Regional ally in Maharashtra, the Shiv Sena has mounted an almost personalised campaign against Narendra Modi, and is open about its intention to support any candidate other than him in a post poll coalition government. The Asom Gana Parishad that has moved out of the alliance because of the deeply controversial Citizenship(Amendment)Bill brought in by the current government and pursued strongly by the Prime Minister, has reportedly made it clear that it can be counted to be part of a BJP led alliance with a new leader at the helm.
The RSS has met and discussed the post poll scenario with regional leaders who are currently opposing the BJP, but have been in the NDA governments earlier. The list of the regional parties that have broken bread with the BJP in the past include Trinamool Congress, DMK, Biju Janata Dal, Telugu Desam, National Conference, Indian National Lok Dal, Rashtriya Lok Dal. Bahujan Samaj Party had supported from outside. The Samajwadi party and Rashtriya Janata Dal along with the Left and the Congress are the only two parties that have not directly entered into coalitions with the BJP.

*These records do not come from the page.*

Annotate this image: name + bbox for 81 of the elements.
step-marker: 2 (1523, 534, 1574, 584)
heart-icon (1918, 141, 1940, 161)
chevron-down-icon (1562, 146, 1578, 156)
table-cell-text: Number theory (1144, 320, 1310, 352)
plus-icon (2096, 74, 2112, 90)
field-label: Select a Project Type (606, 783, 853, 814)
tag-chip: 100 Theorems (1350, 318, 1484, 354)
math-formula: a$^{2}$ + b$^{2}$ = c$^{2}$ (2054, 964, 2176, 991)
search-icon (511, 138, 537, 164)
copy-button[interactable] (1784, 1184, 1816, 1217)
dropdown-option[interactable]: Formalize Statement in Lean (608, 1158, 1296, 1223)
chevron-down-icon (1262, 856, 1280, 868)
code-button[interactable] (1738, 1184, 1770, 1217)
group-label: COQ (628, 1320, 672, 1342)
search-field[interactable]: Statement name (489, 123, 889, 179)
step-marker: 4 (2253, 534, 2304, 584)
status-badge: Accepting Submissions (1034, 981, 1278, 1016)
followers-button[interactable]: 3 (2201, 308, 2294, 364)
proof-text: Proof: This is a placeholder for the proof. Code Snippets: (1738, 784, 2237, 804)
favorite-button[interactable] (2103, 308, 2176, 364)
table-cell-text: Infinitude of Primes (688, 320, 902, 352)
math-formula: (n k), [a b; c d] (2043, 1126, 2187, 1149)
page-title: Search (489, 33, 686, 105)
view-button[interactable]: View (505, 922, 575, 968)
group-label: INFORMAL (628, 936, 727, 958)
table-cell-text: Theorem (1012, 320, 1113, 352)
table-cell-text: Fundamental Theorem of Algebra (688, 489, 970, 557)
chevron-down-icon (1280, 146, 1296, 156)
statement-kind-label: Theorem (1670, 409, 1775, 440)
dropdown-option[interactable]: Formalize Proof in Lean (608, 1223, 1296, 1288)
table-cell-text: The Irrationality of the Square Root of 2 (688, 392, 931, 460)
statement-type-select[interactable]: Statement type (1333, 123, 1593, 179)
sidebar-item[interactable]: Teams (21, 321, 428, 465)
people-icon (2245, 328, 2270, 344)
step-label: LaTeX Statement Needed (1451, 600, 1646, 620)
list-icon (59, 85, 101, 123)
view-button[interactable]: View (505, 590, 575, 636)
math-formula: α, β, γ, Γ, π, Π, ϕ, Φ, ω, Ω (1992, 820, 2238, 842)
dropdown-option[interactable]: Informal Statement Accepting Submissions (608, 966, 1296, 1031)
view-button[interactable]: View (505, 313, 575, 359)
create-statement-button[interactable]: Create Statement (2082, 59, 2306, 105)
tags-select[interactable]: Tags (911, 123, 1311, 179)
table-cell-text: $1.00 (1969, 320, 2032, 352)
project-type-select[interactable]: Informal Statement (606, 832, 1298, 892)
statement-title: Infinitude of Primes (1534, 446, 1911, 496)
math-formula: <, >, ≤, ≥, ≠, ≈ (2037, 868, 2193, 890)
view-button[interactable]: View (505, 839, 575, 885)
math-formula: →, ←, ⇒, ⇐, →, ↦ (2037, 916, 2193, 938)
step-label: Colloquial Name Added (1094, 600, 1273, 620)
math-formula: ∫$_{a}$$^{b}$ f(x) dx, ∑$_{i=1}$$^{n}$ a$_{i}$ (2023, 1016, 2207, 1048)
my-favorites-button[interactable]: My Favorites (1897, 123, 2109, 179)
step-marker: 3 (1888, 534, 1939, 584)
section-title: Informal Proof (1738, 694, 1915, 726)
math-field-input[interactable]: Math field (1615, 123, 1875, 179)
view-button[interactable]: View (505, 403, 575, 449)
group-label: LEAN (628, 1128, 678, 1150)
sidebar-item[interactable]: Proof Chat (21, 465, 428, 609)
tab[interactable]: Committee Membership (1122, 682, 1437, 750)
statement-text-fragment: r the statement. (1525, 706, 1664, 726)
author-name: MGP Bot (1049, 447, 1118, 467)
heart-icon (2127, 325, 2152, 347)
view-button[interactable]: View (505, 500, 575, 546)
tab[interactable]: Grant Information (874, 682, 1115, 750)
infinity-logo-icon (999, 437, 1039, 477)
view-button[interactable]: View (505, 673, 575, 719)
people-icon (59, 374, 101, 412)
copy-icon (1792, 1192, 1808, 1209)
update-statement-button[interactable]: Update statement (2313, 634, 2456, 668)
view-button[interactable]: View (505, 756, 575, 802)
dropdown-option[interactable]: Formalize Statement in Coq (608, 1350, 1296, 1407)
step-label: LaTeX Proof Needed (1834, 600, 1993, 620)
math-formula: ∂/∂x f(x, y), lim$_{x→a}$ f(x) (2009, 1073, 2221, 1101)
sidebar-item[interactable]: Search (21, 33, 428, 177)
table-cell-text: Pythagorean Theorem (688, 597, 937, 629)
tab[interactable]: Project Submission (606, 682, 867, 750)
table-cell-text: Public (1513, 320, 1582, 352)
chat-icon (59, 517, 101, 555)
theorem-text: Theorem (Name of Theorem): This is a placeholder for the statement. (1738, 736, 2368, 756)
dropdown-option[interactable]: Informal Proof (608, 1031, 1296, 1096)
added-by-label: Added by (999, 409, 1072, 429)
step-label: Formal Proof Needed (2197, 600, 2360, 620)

The consensus from these talks, sources said, is that Narendra Modi will not be acceptable as a leader but the BJP could rely on some support if it brings a new person at the helm. Interestingly Nitin Gadkari remains acceptable by and large.
And secondly, the regional parties would not be able to support a BJP led government if the temple issue was taken up in the campaign and through the elections as this has always remained divisive and unacceptable to even those who have joined NDA governments in the past. This is the primary reason why the RSS has backed off from whipping a campaign around the Ayodhya issue, as it does not want to alienate the regional parties that it might need to rely on after the elections to form the government.
Prime Minister Modi is however clear, that he will remain in command. Either as the Prime Minister if he delivers the majority. And if not, as the Leader of the Opposition.
The RSS is not willing to sit in the Opposition if it can avoid it by stitching up a minus-Modi/Shah coalition. It is not willing to interrupt and possibly reverse the “gains” it has made in the past few years under the present dispensation and wants to keep the “flow” continuing under a less authoritarian but “harder than Atal Bihari Vajpayee” government. The broad following that Vajpayee had is tempting, the sources said, and after these five years the RSS has realised that a seemingly more easy going personality than Modi at the helm was the only way to keep in power.
The sources were categorical that one, Modi and Shah are not willing to give up control; and two, the RSS is working to ensure that they bow out to a coalition run by the BJP, with a large bouquet of regional parties.
Currently Narendra Modi is facing the heat of isolation with the regional NDA allies also preferring to keep a distance. The RSS, by backing off on the Ayodhya issue, has sought to create a space that it could work to its advantage and for installing a new leader on a broad based coalition it wishes to bring to power. Interestingly, the sources said that the support for Vajpayee had led the RSS top brass—never enamoured of the individualist politics of PM Modi—to project Gadkari as a possible replacement. He has a better working relationship with the opposition parties, within the BJP having been the party president, and with the corporates that have also started reacting adversely to the current authoritarianism.